Moving forward in time, to October, 2000, God worked powerfully in my life, and faith in him became a real thing, something that remains so today.  In the intervening 11 years I have occasionally looked back on my life, to the times before the fall of 2000, and seen places where God had been evident in the circumstances of my life but I was completely inattentive and disinterested.  The brief connection with Trudy is one of them. 

I have no idea how long she prayed for me, whether it was just that one day or if it became an ongoing prayer of hers.  I like to think that she carried on and prayed in the manner that C.S. Lewis describes in Letters to Malcolm: Chiefly on Prayer.  Lewis wrote that he was often uncertain how long he should carry a particular prayer concern, but that he was certain that any particular day was not the day to stop praying for that concern.    

Trudy was one of those people whose name belongs aside all of the others of Hebrews 11.  She was a person who bore faithful witness to her Lord and Savior, and by whose example God continues to speak to me today.

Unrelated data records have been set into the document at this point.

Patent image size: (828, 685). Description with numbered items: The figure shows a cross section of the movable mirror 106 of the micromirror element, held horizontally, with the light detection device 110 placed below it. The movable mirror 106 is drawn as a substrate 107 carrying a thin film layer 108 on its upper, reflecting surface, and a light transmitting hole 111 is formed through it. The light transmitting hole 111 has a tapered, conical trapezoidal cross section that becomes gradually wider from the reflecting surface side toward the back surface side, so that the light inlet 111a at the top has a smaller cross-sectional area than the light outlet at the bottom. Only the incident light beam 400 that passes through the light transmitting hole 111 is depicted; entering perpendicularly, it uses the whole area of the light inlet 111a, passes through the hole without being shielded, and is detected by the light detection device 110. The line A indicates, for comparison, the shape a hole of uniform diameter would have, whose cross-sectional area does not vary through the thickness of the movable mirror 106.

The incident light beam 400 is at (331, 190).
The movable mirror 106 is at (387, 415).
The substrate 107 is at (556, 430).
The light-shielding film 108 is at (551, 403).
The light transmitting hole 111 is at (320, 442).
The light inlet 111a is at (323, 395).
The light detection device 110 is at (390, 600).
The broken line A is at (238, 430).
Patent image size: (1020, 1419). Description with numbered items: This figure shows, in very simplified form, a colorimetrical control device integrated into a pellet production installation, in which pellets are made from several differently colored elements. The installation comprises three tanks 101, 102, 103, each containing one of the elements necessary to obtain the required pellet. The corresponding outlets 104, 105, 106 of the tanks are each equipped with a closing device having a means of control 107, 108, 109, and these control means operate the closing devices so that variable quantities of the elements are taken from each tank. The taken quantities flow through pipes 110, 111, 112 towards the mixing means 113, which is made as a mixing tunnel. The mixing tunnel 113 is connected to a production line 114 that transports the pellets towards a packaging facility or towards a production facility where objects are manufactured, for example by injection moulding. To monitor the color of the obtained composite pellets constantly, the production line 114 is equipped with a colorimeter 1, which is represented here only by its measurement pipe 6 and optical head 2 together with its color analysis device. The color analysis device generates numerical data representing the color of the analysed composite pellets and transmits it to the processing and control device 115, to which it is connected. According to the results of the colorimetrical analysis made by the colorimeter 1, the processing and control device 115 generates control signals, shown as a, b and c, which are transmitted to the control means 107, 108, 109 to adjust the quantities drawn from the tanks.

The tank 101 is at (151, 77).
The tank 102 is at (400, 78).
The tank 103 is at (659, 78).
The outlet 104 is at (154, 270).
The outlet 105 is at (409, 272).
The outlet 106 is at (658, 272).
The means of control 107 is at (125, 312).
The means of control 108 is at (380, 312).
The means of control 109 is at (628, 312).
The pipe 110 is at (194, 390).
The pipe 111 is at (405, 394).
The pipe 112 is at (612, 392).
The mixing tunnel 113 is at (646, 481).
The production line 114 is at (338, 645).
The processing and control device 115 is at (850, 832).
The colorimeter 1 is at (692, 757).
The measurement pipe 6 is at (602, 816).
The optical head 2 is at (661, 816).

Throughout history there have been people with faith in God, people who have given witness of that faith to those around them.  Some of their names are in the Bible, such as the ones I mentioned above.  Others are in the history books, such as Augustine, Luther, Calvin and Bonhoeffer.  And still others are in the pews, sitting next to us each Sunday.

Who has God placed in your life to shape your faith? 

And through you, who is God speaking to?